A adultização de crianças foi o tema da semana. Quem não ouviu falar sobre o vídeo do youtuber Felca, que já ultrapassa 39 milhões de visualizações, provavelmente não acessou a internet nem abriu o jornal nos últimos sete dias. Em um vídeo de 50 minutos, o influenciador denuncia diferentes formas de exploração de crianças e adolescentes nas plataformas digitais. O assunto não é novidade, mas a comoção generalizada provocada pela publicação pode, enfim, destravar avanços na legislação.
Para quem cresceu nos anos 1990, a sexualização de crianças é velha conhecida. Segurar o tchan e descer na boquinha da garrafa eram danças frequentes em festas infantis, escolas e até em programas de televisão. Se você sobreviveu a essa época deve guardar lembranças semelhantes.

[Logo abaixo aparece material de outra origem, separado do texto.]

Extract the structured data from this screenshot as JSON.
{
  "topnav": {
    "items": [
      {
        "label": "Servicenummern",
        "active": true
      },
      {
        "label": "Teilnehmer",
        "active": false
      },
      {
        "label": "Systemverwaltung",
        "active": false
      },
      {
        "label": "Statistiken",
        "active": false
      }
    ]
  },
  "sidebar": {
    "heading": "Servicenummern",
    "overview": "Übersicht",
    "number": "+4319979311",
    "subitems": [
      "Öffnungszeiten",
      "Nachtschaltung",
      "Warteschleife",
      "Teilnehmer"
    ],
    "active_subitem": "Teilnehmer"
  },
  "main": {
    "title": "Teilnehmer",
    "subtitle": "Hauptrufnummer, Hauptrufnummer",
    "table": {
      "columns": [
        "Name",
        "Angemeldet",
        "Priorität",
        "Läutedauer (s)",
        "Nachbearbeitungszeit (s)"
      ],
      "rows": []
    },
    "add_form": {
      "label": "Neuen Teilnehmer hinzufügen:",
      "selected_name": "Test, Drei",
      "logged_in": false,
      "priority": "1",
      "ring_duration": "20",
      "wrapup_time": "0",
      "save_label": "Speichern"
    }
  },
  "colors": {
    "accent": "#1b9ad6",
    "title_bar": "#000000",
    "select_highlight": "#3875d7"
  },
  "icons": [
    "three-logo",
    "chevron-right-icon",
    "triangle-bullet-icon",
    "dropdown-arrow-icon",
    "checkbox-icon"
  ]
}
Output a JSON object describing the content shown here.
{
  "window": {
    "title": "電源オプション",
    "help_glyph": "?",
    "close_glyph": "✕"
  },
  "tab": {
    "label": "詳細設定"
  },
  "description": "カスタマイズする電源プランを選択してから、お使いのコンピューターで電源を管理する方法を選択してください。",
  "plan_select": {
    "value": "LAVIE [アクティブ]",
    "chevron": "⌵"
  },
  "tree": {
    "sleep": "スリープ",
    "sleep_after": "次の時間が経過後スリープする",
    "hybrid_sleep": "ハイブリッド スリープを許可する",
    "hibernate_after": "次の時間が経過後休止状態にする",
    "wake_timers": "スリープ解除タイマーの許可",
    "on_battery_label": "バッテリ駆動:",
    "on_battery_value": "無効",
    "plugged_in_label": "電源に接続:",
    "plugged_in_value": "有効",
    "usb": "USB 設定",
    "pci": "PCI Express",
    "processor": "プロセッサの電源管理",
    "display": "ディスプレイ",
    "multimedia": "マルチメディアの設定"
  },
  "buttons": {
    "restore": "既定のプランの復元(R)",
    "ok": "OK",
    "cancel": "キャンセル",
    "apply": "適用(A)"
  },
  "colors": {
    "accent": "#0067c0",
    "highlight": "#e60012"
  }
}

O que poderia até parecer brincadeira inocente ganha conotação perigosa diante de adultos mal-intencionados e criminosos. Abusadores, exploradores e pedófilos sempre existiram. A diferença é que, hoje, o risco é potencializado por dispositivos digitais e redes sociais. Nas décadas passadas, quando dançávamos músicas sugestivas de duplo sentido, não havia dezenas de celulares registrando e transmitindo para uma imensa rede interconectada, nem pessoas lucrando com isso.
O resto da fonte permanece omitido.